5 Factors To Consider When Paying Yourself as a Business Owner
Paying yourself as a business owner takes careful consideration. Here are a few factors to consider before deciding which method is best for you and your business:
- Business profitability: Evaluate the financial health of the business and its ability to sustain regular payments to the owner.
- Personal financial needs: Take into account your personal financial situation, including living expenses, debts, and savings goals.
- Tax implications: Structure the owner’s pay in a tax-efficient manner, taking into account the tax implication of different payment methods and the impact on the business’s taxable income.
- Business growth and future goals: Consider the business’s growth plans and future financial goals, such as expanding the business, hiring employees, or retiring.
- Industry standards: Keep in line with industry standards and stay competitive with similar businesses in the same market.
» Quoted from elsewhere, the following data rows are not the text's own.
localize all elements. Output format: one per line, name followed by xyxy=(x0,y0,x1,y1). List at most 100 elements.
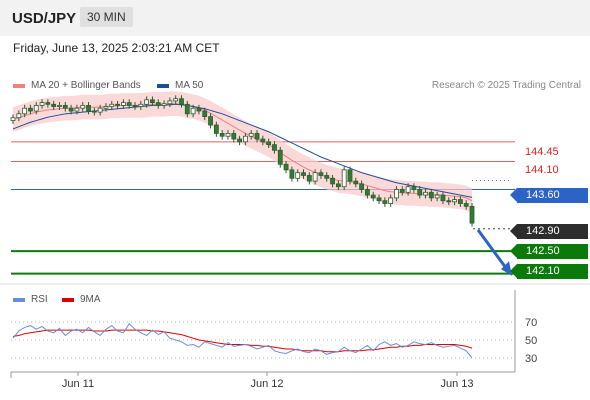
x-tick-label: Jun 11 xyxy=(62,378,94,390)
candle-body xyxy=(411,186,417,190)
candle-body xyxy=(417,189,423,196)
candle-body xyxy=(144,99,150,105)
candle-body xyxy=(399,189,405,193)
level-tag-142-10: 142.10 xyxy=(510,264,588,279)
ma50-line xyxy=(12,103,473,198)
candle-body xyxy=(306,175,312,182)
candle-body xyxy=(57,105,62,107)
candle-body xyxy=(161,103,167,106)
candle-body xyxy=(138,103,144,107)
level-144-45: 144.45 xyxy=(525,146,559,158)
candle-body xyxy=(86,105,91,112)
candle-body xyxy=(463,203,469,207)
candle-body xyxy=(295,172,301,179)
candle-body xyxy=(225,133,231,137)
candle-body xyxy=(434,194,440,199)
forecast-arrow xyxy=(476,228,508,269)
candle-body xyxy=(115,103,120,106)
rsi-tick-label: 30 xyxy=(525,353,537,365)
candle-body xyxy=(39,102,45,106)
candle-body xyxy=(289,169,295,179)
candle-body xyxy=(213,124,219,134)
datetime-label: Friday, June 13, 2025 2:03:21 AM CET xyxy=(13,41,220,55)
candle-body xyxy=(91,110,97,113)
candle-body xyxy=(266,141,272,146)
candle-body xyxy=(231,133,237,140)
candle-body xyxy=(365,189,370,196)
candle-body xyxy=(277,149,283,165)
candle-body xyxy=(150,99,155,104)
level-144-10: 144.10 xyxy=(525,164,559,176)
candle-body xyxy=(382,200,388,204)
candle-body xyxy=(388,197,394,204)
rsi-tick-label: 70 xyxy=(525,317,537,329)
credit-text: Research © 2025 Trading Central xyxy=(431,80,581,91)
candle-body xyxy=(330,177,335,185)
candle-body xyxy=(353,180,359,185)
candle-body xyxy=(173,98,179,102)
legend-rsi: RSI xyxy=(13,294,48,305)
candle-body xyxy=(312,172,318,182)
level-tag-143-60: 143.60 xyxy=(510,188,588,203)
candle-body xyxy=(45,102,51,105)
x-tick-label: Jun 12 xyxy=(250,378,283,390)
candle-body xyxy=(335,183,341,188)
ma9-swatch xyxy=(62,297,74,302)
legend-9ma: 9MA xyxy=(62,294,101,305)
candle-body xyxy=(283,163,289,171)
candle-body xyxy=(219,133,225,137)
ma50-swatch xyxy=(157,83,169,88)
candle-body xyxy=(248,133,254,137)
candle-body xyxy=(10,117,16,121)
candle-body xyxy=(202,110,208,118)
rsi-swatch xyxy=(13,297,25,302)
candle-body xyxy=(457,199,463,204)
legend-ma50: MA 50 xyxy=(157,80,203,91)
forecast-arrowhead xyxy=(501,261,512,276)
candle-body xyxy=(80,105,86,109)
candle-body xyxy=(423,191,428,196)
candle-body xyxy=(74,107,80,112)
candle-body xyxy=(452,199,457,203)
candle-body xyxy=(446,200,452,203)
candle-body xyxy=(179,98,184,105)
candle-body xyxy=(22,107,28,115)
x-tick-label: Jun 13 xyxy=(440,378,473,390)
candle-body xyxy=(301,172,306,176)
candle-body xyxy=(51,103,57,107)
candle-body xyxy=(33,105,39,112)
legend-ma20-label: MA 20 + Bollinger Bands xyxy=(31,80,141,91)
candle-body xyxy=(376,197,382,202)
candle-body xyxy=(260,138,266,143)
candle-body xyxy=(28,107,33,112)
chart-header: USD/JPY 30 MIN xyxy=(0,0,590,36)
legend-rsi-label: RSI xyxy=(31,294,48,305)
candle-body xyxy=(103,106,109,109)
candle-body xyxy=(184,103,190,115)
legend-ma50-label: MA 50 xyxy=(175,80,204,91)
candle-body xyxy=(237,138,242,143)
candle-body xyxy=(272,144,277,151)
candle-body xyxy=(428,191,434,199)
candle-body xyxy=(97,107,103,113)
candle-body xyxy=(62,105,68,109)
candle-body xyxy=(109,103,115,107)
candle-body xyxy=(324,175,330,179)
legend-9ma-label: 9MA xyxy=(80,294,101,305)
candle-body xyxy=(68,107,74,112)
candle-body xyxy=(394,189,399,199)
candle-body xyxy=(132,105,138,107)
rsi-tick-label: 50 xyxy=(525,335,537,347)
legend-ma20: MA 20 + Bollinger Bands xyxy=(13,80,141,91)
ma20-swatch xyxy=(13,83,25,88)
candle-body xyxy=(126,102,132,106)
symbol-label: USD/JPY xyxy=(12,10,77,27)
candle-body xyxy=(405,186,411,193)
candle-body xyxy=(347,169,353,182)
timeframe-button[interactable]: 30 MIN xyxy=(80,7,133,27)
candle-body xyxy=(196,107,202,112)
candle-body xyxy=(120,102,126,106)
current-price-tag: 142.90 xyxy=(510,224,588,239)
candle-body xyxy=(155,102,161,106)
Business owners should carefully consider each of these factors and consult with a tax professional to ensure they’re paying themselves in a way that is financially sustainable for the business and their personal finances.
How Often To Pay Yourself as a Small Business Owner
As a business owner, you can pay yourself as often as you prefer, as long as you can cover your business expenses and financial obligations.
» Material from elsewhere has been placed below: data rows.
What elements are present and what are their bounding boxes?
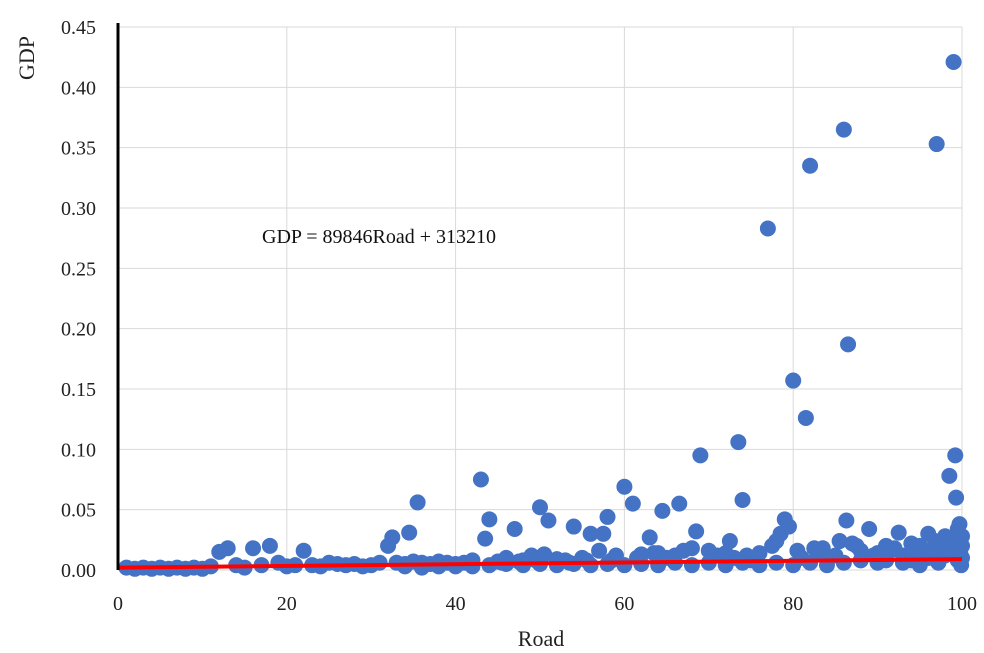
- y-tick-label: 0.10: [61, 439, 96, 461]
- data-point: [688, 523, 705, 540]
- x-tick-label: 0: [113, 593, 123, 615]
- y-axis-title: GDP: [14, 36, 39, 80]
- data-point: [409, 494, 426, 511]
- data-point: [582, 525, 599, 542]
- data-point: [730, 434, 747, 451]
- data-point: [947, 447, 964, 464]
- data-point: [751, 545, 768, 562]
- data-point: [645, 545, 662, 562]
- data-point: [506, 520, 523, 537]
- grid-lines: [118, 26, 963, 571]
- data-point: [831, 533, 848, 550]
- data-point: [371, 554, 388, 571]
- data-point: [578, 552, 595, 569]
- data-point: [384, 529, 401, 546]
- y-tick-label: 0.15: [61, 379, 96, 401]
- data-point: [671, 495, 688, 512]
- y-tick-label: 0.45: [61, 17, 96, 39]
- x-axis-title: Road: [518, 626, 564, 651]
- y-tick-label: 0.40: [61, 77, 96, 99]
- data-point: [624, 495, 641, 512]
- data-point: [219, 540, 236, 557]
- data-point: [599, 508, 616, 525]
- data-point: [595, 525, 612, 542]
- data-point: [447, 558, 464, 575]
- y-tick-labels: 0.00 0.05 0.10 0.15 0.20 0.25 0.30 0.35 0.40 0.45: [61, 17, 96, 582]
- data-point: [861, 520, 878, 537]
- data-point: [890, 524, 907, 541]
- data-point: [802, 157, 819, 174]
- data-point: [261, 537, 278, 554]
- data-point: [835, 121, 852, 138]
- data-point: [472, 471, 489, 488]
- data-point: [401, 524, 418, 541]
- x-tick-label: 100: [947, 593, 977, 615]
- y-tick-label: 0.00: [61, 560, 96, 582]
- data-points: [118, 53, 970, 577]
- data-point: [527, 552, 544, 569]
- data-point: [910, 545, 927, 562]
- data-point: [759, 220, 776, 237]
- data-point: [245, 540, 262, 557]
- data-point: [948, 489, 965, 506]
- data-point: [683, 540, 700, 557]
- data-point: [797, 409, 814, 426]
- trend-equation: GDP = 89846Road + 313210: [262, 226, 496, 248]
- data-point: [654, 502, 671, 519]
- data-point: [683, 557, 700, 574]
- x-tick-labels: 0 20 40 60 80 100: [113, 593, 977, 615]
- x-tick-label: 20: [277, 593, 297, 615]
- data-point: [785, 372, 802, 389]
- data-point: [780, 518, 797, 535]
- x-tick-label: 40: [446, 593, 466, 615]
- data-point: [802, 554, 819, 571]
- x-tick-label: 80: [783, 593, 803, 615]
- x-tick-label: 60: [614, 593, 634, 615]
- data-point: [835, 554, 852, 571]
- y-tick-label: 0.20: [61, 319, 96, 341]
- data-point: [532, 499, 548, 516]
- y-tick-label: 0.05: [61, 500, 96, 522]
- data-point: [941, 467, 958, 484]
- data-point: [540, 512, 557, 529]
- data-point: [951, 516, 968, 533]
- data-point: [616, 478, 633, 495]
- data-point: [477, 530, 494, 547]
- data-point: [838, 512, 855, 529]
- data-point: [721, 533, 738, 550]
- data-point: [814, 540, 831, 557]
- y-tick-label: 0.30: [61, 198, 96, 220]
- data-point: [481, 511, 498, 528]
- data-point: [944, 530, 961, 547]
- data-point: [734, 492, 751, 509]
- data-point: [954, 549, 970, 566]
- data-point: [928, 136, 945, 153]
- data-point: [295, 542, 312, 559]
- data-point: [413, 559, 430, 576]
- data-point: [945, 53, 962, 70]
- y-tick-label: 0.35: [61, 138, 96, 160]
- trend-line: [117, 557, 963, 570]
- data-point: [840, 336, 857, 353]
- data-point: [603, 552, 620, 569]
- data-point: [565, 518, 582, 535]
- data-point: [641, 529, 658, 546]
- y-tick-label: 0.25: [61, 258, 96, 280]
- data-point: [591, 542, 608, 559]
- data-point: [464, 558, 481, 575]
- data-point: [692, 447, 709, 464]
- data-point: [926, 533, 943, 550]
Some business owners pay themselves a salary regularly, such as weekly or monthly, while others may opt for a less frequent schedule or draw funds as needed.
Your pay frequency should be determined by your business’s financial stability and personal financial needs.
6 Common Mistakes To Avoid When Paying Yourself as a Business Owner
Many new business owners make mistakes when determining how to pay themselves. To ensure the financial health of your business, avoid these common mistakes:
- Not separating personal and business finances: Keeping personal and business finances separate helps you get a clear picture of your business’s financial health.
- Not paying yourself a reasonable salary: Paying yourself too much or too little can hurt your business. You should pay yourself a salary that aligns with industry standards and not what you would pay an employee for a similar role.
- Neglecting to pay taxes: Make sure you set aside money to pay taxes on your salary to avoid any tax liabilities in the future.
- Not having a budget: Not having a budget in place can lead to overspending and financial instability for your business.
- Not having an emergency fund: It’s important to have an emergency fund in case of unexpected events. This way you don’t have to dip into your salary to cover unexpected costs.
Not reviewing your financials regularly: Regularly reviewing your financials will help you make informed decisions about your salary and the overall financial health of your business.